Week 7 Lecture Notes
The quality of the experience provided by a mobile application is dependent on the provided interface’s ability to incorporate functionality that is easily understandable and responsive as expected. Through the continued evolution and standardisation of the mobile phone application as an understood interactive medium, a number of interface trends have emerged.
The launch screen acts as preparatory screen to the application. Typically this screen will consist of the logo or brand name, but may sometimes include full graphic illustrations relevant to the app. The purpose of this screen is to provide an introduction to the application, while subsiding the user as it loads in the background. This screen is intended to only appear upon startup and should remain inaccessible once the primary content of the application has been presented.

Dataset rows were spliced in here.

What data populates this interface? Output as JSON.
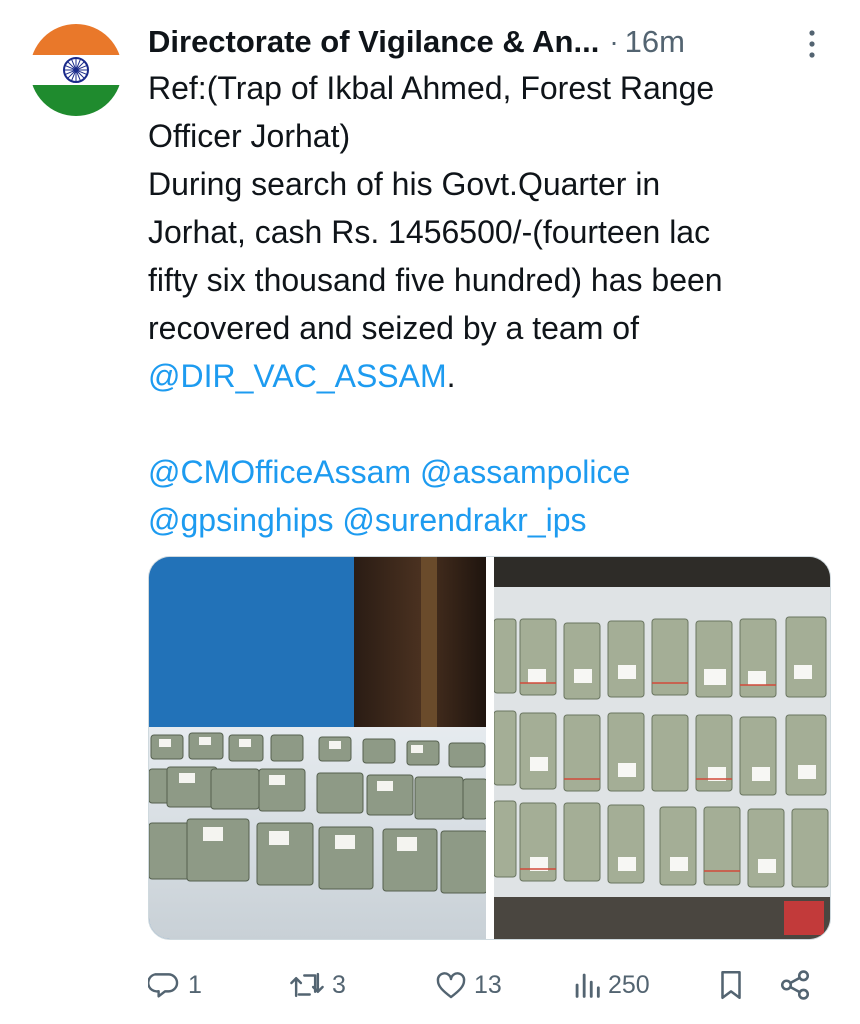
{
  "tweet": {
    "author_name": "Directorate of Vigilance & An...",
    "separator": "·",
    "time": "16m",
    "lines": [
      "Ref:(Trap of Ikbal Ahmed, Forest Range",
      "Officer Jorhat)",
      "During search of his Govt.Quarter in",
      "Jorhat, cash Rs. 1456500/-(fourteen lac",
      "fifty six thousand five hundred) has been",
      "recovered and seized by a team of"
    ],
    "mention_main": "@DIR_VAC_ASSAM",
    "mention_main_suffix": ".",
    "mentions_line1": [
      "@CMOfficeAssam",
      "@assampolice"
    ],
    "mentions_line2": [
      "@gpsinghips",
      "@surendrakr_ips"
    ]
  },
  "actions": {
    "replies": "1",
    "reposts": "3",
    "likes": "13",
    "views": "250"
  },
  "colors": {
    "link": "#1d9bf0",
    "secondary_text": "#536471",
    "flag_saffron": "#e9782a",
    "flag_green": "#1f8b2e",
    "chakra": "#1a2a8a"
  }
}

The tray button and menu act as a means of providing additional functionality to the application without reducing available screen space for the main content. This hidden menu is accessible through a small, but visible menu button typically found in the top corner of the interface. Accessing this menu is done via a tap or slide which also doubles as the means of returning to the previous screen once opened. This underlying menu provides a list of selectable buttons pertaining to contained content of the application. Apart from providing navigation options, the tray allows for additional functionality such as a search function or a link to the settings.
When producing a tray menu, a designer must remember its supplementary intentions. The menu must not overwhelm the user by containing too many options or require the scrolling of an amount greater than two pages. In addition to this, as a tool intended to support the core content of the application, its visual presence should never overwhelm, and instead be relegated to take up no more than 70% of the screen when activated. This ensures the user is always able to easily return to the underlying content.
A commonly used navigational tool is the implementation of lists. This series of vertically laid buttons divide content hierarchically and presents the user with a means of traversing several layers of pages along with the means of returning back. The visual appearance as well as functionality of these menu buttons should be consistent throughout. When implementing a list, a designer must ensure a user is able to delve no deeper than two levels of pages to avoid the possibility of disorientation. When doing so, they should also be able to easily identify their current position within the hierarchy with clear indication of location.
When deciding upon user interface functionality, its important for a designer to implement tools that are proven to resonate with the user and be quickly understandable. These aforementioned examples exist as tried and tested methods of providing functionality and conveying meaning to the widest possible audience. Despite their consistent reoccurrence and adoption, their successful implementation still relies heavily on the designer’s ability to incorporate them correctly within the context of their existing visually and functionally cohesive application.